Graham Reid | | <1 min read
Although to some extent a companion volume to the fascinating Liberation Music collection of material from the Flying Dutchman label, this is very much a lesser cousin as the politics is tuned down -- despite funk and groove-riding songs with titles like All Power to the People (Joe Savage and the Soul People) and Walk Tall (Esther Morrow).
The very good liner notes make a useful point: that the liberal white crowd who had supported the Civil Rights movement of the first part of the Sixties had moved off into rock music, hippie culture and acid while the black crowd was reaping the whirlwind of Vietnam deaths, innercity riots, the epidemic of harder drugs and rise of black militancy.
So the clarity of focus of just five years previous was becoming more fuzzy and on the one hand you had angry voices being raised and others pleading for folks to just groove out.

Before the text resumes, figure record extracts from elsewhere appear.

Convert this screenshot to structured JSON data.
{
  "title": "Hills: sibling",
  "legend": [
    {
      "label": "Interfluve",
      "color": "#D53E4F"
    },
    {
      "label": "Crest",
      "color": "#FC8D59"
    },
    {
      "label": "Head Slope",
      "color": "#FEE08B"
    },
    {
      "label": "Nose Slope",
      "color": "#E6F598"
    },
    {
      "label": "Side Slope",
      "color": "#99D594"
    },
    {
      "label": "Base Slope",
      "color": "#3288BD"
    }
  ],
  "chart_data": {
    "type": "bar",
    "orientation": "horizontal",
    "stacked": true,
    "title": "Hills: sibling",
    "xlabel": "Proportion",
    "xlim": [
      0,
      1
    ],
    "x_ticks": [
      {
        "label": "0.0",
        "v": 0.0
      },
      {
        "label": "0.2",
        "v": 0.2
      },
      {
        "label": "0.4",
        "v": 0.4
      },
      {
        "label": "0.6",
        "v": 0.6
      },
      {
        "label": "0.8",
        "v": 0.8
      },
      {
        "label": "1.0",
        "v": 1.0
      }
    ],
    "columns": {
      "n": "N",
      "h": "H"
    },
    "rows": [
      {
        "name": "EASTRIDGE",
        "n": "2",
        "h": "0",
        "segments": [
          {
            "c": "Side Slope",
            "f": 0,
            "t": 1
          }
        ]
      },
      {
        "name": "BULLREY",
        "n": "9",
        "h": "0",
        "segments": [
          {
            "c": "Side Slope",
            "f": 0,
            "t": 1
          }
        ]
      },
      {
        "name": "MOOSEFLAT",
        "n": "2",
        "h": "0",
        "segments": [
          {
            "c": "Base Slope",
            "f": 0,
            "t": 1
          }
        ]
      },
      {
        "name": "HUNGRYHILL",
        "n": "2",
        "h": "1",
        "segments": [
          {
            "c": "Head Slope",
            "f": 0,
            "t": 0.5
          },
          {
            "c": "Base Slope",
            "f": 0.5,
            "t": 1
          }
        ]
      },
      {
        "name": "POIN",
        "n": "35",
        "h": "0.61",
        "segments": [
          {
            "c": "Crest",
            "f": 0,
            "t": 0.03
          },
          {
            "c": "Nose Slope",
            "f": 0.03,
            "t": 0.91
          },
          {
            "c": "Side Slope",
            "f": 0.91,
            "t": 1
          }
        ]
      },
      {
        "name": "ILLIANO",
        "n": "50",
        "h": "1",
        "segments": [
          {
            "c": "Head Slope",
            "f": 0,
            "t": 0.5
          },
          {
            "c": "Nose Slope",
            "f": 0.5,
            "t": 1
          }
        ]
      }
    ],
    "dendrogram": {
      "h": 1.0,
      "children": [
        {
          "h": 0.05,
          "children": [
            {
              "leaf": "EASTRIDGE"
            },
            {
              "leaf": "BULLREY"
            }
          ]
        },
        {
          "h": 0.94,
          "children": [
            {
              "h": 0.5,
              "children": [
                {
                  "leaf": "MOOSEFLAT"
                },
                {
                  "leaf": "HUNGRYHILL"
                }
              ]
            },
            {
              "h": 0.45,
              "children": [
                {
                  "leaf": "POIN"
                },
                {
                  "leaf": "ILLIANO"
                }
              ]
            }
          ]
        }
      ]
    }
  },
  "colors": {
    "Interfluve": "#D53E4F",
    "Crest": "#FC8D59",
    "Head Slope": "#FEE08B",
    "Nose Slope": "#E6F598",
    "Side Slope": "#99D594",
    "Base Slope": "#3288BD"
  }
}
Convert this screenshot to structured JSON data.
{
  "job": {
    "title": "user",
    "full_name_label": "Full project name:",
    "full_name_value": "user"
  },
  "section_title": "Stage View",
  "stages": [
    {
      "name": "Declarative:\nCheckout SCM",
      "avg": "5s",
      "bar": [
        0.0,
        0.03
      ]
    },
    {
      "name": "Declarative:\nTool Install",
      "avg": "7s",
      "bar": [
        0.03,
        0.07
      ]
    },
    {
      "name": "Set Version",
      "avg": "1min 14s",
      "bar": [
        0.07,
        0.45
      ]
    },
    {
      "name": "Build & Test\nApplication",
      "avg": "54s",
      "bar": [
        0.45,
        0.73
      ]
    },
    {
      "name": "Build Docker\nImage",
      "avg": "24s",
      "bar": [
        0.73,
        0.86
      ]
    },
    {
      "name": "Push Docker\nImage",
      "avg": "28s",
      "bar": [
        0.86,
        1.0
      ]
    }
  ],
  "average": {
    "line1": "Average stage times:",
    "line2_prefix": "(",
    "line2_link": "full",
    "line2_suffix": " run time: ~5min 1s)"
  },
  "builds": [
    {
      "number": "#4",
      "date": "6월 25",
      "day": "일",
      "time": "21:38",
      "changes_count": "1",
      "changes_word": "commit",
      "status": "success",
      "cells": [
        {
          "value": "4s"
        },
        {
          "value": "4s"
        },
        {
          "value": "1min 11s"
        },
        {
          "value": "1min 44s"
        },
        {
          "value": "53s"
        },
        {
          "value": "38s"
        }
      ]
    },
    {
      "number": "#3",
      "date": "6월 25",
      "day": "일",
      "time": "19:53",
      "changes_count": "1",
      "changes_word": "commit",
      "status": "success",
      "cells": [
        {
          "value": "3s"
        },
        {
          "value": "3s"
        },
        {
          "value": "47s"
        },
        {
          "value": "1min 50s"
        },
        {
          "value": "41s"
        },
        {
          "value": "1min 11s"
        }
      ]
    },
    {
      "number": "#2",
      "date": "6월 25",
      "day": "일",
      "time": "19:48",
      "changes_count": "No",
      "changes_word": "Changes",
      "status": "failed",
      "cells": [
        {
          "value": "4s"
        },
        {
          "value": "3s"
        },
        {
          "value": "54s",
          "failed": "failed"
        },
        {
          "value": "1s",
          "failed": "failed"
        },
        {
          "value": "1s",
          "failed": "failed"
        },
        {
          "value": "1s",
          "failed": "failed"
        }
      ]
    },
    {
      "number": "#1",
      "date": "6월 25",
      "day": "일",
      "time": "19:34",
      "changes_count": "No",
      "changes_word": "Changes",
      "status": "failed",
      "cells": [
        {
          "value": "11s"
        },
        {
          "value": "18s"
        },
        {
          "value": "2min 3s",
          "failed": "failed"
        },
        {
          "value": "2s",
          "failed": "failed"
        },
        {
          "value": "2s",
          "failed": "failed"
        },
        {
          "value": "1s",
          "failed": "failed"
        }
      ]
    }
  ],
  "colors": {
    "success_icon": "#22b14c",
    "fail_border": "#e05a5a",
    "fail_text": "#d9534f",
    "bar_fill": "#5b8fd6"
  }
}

This collection at least includes examples of all of that -- as well as the influence of African consciousness on the jazz and funk of the day (Just in Time to See the Sun by Leon Thomas), serious organ-driven funk (the instrumental Sissy Strut'n'American Woman by the Willard Posey Reunion who drag in the BTO song) and the likes of George Jackson and Lonnie Liston Smith.
There are also some very dirty funk grooves here, the dependence on wah-wah, falsetto voices and Gil Scott-Heron (Free Will).
But really this does feel rather cobbled together and lacking the sharpness of focus which the title alludes to.